Normally, it would need minority shareholder nod
Given that the stock price of Maruti Suzuki India Limited (MSIL) has risen despite all the furore over parent Suzuki’s decision to own the Gujarat plant—prices rose from R1,701 before the announcement to R1,737 on Friday—it is easy to see shareholders don’t seem to share the concern of various institutional investors, and advisory firms. Indeed, minority shareholders in India have rarely been exercised about the concerns aired on high royalties or inter-group mergers—share prices of companies criticised by proxy advisory firms may have fallen off in the immediate aftermath of an announcement, but they have bounced back sooner rather than later. For instance, had small shareholders acted on the advice of proxy advisory firms who felt the Hindustan Unilever (HUL)’s royalty payments were too high and sold the stock in January 2013, they would have lost a 50% hike in the share price in the space of six months which resulted from the FMCG major’s parent announcing an open offer. Indeed, had it not been for the royalties paid by Maruti to its parent, the Indian firm would not have been able to come up with new products essential for it to compete in the market.

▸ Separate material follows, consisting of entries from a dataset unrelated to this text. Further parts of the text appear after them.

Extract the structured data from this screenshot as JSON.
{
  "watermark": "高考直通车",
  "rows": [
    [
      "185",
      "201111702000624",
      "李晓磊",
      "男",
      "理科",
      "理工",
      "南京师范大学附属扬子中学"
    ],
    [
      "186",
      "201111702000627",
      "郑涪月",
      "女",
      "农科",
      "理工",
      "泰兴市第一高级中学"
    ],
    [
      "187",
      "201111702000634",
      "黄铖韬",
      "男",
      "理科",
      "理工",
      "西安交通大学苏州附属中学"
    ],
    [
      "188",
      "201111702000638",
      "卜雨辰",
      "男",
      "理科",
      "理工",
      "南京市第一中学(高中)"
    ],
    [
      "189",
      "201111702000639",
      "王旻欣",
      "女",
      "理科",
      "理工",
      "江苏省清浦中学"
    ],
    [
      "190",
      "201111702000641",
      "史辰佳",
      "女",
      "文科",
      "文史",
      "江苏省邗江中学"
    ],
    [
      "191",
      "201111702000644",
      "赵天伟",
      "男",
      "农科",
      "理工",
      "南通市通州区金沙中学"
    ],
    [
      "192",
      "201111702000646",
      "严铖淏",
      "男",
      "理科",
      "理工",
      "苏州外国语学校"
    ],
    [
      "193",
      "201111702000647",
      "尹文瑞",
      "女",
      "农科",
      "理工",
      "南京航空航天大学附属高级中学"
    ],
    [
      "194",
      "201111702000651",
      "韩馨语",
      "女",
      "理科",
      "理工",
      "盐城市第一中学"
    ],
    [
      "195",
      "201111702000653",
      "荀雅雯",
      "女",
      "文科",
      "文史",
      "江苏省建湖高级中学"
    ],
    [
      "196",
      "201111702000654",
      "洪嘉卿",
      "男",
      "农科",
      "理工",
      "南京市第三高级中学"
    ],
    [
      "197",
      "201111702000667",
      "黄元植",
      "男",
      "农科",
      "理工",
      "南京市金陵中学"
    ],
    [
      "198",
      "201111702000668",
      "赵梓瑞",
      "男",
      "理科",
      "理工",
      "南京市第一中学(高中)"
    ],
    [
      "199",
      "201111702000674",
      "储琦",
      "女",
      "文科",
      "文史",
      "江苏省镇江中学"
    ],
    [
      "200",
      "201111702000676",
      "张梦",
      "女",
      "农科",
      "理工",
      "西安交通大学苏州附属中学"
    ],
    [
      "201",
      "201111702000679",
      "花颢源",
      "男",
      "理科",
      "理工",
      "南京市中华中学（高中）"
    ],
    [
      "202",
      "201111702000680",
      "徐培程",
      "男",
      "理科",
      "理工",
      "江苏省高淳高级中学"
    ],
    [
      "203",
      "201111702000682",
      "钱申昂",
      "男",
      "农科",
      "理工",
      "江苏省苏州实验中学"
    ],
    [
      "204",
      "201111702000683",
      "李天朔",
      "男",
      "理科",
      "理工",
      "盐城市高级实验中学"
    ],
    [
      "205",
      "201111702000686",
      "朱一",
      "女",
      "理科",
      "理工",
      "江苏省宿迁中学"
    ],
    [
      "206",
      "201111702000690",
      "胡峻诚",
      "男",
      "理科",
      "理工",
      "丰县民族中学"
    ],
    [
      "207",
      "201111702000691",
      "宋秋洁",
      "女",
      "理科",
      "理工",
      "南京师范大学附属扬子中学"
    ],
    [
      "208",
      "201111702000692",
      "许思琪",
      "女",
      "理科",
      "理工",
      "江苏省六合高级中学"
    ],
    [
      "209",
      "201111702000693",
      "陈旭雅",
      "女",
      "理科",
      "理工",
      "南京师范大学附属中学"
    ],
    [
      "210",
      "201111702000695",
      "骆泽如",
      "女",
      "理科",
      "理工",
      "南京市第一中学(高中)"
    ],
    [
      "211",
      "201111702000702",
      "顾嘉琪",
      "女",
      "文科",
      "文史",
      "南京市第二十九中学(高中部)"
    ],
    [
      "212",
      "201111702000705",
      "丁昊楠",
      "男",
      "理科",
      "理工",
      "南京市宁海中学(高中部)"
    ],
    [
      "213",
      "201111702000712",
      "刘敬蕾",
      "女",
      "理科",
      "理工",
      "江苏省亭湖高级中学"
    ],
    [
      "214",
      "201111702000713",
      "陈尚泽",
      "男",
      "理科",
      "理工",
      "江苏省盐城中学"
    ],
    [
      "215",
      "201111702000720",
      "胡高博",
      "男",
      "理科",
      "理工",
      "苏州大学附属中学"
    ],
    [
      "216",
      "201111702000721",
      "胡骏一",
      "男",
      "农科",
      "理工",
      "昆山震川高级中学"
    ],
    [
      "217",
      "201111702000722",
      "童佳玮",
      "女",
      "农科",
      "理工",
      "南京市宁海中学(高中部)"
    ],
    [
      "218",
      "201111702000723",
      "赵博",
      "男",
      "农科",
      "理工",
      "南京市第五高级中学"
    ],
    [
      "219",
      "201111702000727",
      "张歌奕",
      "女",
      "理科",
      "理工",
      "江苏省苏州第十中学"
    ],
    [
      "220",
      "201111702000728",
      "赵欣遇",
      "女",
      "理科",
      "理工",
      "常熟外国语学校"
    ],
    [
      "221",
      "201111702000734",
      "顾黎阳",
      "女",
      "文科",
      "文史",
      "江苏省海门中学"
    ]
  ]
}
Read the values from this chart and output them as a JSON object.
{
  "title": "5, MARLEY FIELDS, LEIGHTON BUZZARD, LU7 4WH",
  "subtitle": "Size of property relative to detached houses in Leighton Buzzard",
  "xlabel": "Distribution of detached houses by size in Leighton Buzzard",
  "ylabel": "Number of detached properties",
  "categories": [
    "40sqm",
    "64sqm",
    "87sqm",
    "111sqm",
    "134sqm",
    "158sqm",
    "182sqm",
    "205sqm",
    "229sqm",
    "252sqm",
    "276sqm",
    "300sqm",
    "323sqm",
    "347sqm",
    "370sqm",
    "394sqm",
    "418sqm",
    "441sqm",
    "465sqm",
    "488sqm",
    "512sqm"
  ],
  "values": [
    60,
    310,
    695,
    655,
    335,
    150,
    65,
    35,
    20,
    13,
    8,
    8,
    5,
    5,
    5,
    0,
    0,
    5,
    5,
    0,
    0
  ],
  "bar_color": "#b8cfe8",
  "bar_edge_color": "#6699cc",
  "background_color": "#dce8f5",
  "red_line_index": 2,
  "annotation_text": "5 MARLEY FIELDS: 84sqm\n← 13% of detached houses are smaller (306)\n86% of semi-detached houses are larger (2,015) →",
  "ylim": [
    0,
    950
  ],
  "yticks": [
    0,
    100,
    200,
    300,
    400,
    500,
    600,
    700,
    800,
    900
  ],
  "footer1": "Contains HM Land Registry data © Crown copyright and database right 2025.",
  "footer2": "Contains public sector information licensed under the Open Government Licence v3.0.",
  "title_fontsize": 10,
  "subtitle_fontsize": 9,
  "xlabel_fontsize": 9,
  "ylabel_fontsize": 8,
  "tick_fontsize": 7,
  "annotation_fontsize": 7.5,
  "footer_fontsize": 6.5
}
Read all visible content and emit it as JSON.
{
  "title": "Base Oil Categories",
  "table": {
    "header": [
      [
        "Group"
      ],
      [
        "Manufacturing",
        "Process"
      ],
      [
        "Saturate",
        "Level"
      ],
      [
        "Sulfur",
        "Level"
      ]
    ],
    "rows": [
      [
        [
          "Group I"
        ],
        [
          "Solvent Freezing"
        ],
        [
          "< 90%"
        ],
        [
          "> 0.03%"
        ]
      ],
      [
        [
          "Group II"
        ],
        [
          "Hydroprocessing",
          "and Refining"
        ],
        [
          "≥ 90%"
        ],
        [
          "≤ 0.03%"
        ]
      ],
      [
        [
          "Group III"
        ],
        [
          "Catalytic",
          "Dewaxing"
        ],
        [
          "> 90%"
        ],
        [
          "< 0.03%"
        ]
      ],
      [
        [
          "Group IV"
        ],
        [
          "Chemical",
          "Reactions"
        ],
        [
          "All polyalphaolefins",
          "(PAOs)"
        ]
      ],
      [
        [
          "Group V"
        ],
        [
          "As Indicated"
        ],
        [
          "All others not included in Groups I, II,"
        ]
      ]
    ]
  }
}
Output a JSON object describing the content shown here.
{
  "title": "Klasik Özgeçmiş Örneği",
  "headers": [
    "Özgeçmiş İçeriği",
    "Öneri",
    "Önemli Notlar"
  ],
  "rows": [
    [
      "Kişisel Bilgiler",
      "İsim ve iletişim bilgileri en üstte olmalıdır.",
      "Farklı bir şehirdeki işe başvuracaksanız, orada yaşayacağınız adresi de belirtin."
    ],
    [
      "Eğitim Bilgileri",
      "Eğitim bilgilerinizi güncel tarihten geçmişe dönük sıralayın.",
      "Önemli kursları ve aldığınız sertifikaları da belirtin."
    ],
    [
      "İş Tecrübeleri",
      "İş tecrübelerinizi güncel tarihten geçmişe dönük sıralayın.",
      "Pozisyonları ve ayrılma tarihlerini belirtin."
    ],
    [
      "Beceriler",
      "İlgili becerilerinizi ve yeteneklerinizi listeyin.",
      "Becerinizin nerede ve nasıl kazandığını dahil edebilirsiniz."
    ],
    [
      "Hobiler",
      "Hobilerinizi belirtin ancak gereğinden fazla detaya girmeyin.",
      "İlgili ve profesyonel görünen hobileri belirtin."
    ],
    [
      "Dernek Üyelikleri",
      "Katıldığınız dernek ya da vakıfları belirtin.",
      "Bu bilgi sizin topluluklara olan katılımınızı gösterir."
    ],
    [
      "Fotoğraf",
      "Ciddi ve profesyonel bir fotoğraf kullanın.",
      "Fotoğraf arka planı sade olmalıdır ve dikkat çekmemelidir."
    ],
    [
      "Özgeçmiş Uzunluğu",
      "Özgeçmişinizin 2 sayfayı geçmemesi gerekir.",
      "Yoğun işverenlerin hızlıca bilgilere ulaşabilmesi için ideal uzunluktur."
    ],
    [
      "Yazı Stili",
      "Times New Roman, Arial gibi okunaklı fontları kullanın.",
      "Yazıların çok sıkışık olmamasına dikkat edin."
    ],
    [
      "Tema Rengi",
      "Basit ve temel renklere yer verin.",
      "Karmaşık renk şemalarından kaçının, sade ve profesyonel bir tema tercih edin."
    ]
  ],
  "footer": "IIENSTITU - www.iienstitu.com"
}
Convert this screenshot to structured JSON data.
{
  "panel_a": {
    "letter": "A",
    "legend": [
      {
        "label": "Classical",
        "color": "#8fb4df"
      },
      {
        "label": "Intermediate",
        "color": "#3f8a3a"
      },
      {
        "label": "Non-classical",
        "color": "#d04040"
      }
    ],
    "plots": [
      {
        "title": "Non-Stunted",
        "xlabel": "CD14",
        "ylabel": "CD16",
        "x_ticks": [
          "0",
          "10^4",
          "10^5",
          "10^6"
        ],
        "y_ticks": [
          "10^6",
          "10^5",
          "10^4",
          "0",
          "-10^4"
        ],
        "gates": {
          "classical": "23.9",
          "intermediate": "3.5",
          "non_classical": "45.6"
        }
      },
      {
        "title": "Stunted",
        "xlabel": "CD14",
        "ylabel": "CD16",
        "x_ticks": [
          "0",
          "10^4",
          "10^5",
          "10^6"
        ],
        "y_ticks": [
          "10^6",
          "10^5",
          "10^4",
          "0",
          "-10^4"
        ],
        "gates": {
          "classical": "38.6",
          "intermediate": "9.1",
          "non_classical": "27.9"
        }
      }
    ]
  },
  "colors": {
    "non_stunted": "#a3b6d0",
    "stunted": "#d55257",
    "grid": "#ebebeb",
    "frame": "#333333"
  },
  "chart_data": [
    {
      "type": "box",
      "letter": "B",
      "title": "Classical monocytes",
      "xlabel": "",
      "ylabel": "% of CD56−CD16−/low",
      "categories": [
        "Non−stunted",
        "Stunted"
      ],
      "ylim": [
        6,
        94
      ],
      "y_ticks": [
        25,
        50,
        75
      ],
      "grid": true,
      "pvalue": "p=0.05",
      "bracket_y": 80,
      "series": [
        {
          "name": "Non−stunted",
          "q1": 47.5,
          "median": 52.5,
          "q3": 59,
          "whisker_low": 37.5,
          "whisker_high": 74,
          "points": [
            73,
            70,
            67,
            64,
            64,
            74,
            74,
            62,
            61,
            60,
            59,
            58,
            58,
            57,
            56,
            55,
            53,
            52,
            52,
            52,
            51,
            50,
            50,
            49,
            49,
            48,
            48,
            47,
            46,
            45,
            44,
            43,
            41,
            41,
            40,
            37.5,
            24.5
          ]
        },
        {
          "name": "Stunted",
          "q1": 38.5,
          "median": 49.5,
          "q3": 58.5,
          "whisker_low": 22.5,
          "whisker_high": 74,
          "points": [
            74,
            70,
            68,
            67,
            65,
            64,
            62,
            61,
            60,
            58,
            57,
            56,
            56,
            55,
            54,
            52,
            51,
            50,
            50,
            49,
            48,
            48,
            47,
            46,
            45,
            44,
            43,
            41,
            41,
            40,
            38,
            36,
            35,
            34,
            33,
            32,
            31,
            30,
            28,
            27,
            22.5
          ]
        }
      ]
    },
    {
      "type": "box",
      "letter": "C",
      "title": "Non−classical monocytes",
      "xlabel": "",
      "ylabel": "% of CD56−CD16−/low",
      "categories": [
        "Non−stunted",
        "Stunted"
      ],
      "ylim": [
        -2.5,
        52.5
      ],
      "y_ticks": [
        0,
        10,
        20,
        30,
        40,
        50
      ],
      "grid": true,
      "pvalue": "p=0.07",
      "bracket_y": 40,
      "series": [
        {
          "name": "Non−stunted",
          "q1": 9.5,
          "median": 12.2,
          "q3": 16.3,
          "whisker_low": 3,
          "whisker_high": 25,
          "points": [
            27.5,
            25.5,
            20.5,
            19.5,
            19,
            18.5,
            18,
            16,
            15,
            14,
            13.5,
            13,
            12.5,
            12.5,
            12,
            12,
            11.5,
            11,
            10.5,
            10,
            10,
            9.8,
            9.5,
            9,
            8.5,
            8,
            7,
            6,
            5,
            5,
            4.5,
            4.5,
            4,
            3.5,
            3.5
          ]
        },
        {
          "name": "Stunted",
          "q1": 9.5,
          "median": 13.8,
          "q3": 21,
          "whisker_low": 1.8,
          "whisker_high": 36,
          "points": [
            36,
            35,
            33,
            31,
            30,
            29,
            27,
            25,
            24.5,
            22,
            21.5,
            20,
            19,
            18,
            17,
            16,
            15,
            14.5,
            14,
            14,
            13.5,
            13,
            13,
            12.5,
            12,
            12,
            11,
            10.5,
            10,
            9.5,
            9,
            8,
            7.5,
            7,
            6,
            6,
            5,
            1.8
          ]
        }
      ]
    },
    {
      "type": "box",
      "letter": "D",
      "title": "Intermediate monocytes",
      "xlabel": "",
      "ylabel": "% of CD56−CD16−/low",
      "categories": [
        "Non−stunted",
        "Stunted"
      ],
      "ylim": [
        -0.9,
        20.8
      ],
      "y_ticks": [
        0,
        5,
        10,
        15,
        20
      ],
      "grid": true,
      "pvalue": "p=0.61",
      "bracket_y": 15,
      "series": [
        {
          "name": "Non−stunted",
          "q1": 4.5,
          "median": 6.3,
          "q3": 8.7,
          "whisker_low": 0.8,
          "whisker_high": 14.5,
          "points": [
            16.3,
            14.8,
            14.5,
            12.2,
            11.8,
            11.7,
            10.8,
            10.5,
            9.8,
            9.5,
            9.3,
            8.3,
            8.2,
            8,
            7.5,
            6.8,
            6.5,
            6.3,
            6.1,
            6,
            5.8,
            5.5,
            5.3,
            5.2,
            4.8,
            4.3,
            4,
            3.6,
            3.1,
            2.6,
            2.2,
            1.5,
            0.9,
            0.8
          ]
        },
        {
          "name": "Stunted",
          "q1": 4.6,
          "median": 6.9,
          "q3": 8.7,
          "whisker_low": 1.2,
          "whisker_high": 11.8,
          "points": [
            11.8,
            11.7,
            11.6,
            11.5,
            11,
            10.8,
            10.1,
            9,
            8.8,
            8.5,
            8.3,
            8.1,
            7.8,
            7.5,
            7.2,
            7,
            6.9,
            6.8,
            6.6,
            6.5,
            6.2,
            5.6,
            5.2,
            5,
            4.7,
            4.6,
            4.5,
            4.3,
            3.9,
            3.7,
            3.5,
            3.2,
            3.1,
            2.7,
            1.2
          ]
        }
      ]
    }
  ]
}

But just because the market doesn’t seem to be paying attention to red flags being raised doesn’t mean firms should give corporate governance the go by. More so in the case of multinationals who boast of strong corporate governance norms—Suzuki, for instance, is proud of the fact that it does not pay generous dividends to shareholders, nor give ESOPs to employees. Maruti’s chairman RC Bhargava is on record, on multiple occasions, saying that Maruti will earn more money from its cash hoards—basically, that the interest earned will be greater than the margins it would have got had it financed the Gujarat plant as planned originally. The problem, however, is that not too many are buying the argument, more so since part of the Gujarat plant’s costs are to be financed by Maruti through a mark-up on the cars it buys from Suzuki Gujarat.
But even if you were to assume Bhargava has got his maths right, there is the larger problem of the optics—had the new Companies Act been in place today, Maruti would have had to get the proposal to allow Suzuki to set up the plant passed by its minority shareholders. Had the Companies Act in place—indeed, while parts of its Rules have been notified, some others haven’t. Section 188—for which the Rules have not been notified, but could any day—requires that the sale or purchase of goods between related parties be voted by a special resolution in which the majority shareholders have to abstain. And just a month ago, Sebi notified a change in its Listing Agreement to align with the new Companies Act which makes this mandatory for ‘material’ transactions. Under this, a related party transaction is ‘material’ if it exceeds 5% of the annual turnover or 20% of the net worth of the company, whichever is higher—logically, this will apply to the Suzuki Gujarat plant. Except, Sebi’s Board decided the rules would come into effect only from October 1. In such a situation, whether or not Bhargava’s numbers are right, Maruti should get the agreement voted on by minority shareholders since that is what both the Companies Act as well as Sebi are saying.